The answer to that question is extremely complicated, which is part of why vaccine hesitancy—a reluctance or refusal to vaccinate despite availability of vaccines—remains such a vexing problem for the international public health community. In fact, it’s been named one of the top 10 global health threats in 2019.
The reasons behind vaccine skeptics’ hesitancy vary widely, and their reluctance to vaccinate their children also takes different forms. Some parents refuse all vaccines for their children, while others reject only certain ones or just don’t follow the recommended schedule, spacing vaccinations out over longer periods of time.
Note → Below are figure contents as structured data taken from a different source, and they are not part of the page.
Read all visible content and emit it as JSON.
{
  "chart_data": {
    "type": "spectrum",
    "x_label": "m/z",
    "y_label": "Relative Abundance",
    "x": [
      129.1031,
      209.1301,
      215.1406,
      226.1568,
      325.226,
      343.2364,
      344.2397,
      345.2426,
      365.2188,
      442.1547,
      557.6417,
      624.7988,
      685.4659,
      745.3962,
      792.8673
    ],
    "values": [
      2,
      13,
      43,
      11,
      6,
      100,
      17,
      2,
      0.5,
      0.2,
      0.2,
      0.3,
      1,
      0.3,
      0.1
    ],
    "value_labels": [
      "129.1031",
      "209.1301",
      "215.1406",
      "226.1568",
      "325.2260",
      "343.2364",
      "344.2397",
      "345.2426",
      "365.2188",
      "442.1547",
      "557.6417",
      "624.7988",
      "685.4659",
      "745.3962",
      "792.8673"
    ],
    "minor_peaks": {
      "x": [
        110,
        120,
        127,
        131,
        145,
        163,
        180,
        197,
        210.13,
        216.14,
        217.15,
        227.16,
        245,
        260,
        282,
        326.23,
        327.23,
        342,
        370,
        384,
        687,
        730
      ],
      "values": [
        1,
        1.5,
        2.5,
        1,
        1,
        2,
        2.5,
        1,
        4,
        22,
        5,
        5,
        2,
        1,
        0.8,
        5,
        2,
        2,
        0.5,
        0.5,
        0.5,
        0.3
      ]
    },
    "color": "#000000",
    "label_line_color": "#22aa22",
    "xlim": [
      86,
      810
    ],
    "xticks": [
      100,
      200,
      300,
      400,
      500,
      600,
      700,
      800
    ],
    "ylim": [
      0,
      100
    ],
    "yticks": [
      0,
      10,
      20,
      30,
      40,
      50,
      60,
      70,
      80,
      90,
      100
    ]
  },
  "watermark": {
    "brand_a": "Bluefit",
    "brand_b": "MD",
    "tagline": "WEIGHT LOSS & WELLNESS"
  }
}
And because of this wide variance, increasing vaccine acceptance requires highly tailored strategies to respond to specific concerns.
Several Duke researchers, including Duke Global Health Institute faculty member Lavanya Vasudevan and pediatricians Jeffrey Baker and Chip Walter, are among those trying to better understand the complex reasons behind vaccine hesitancy and identify more effective ways of allaying vaccine concerns.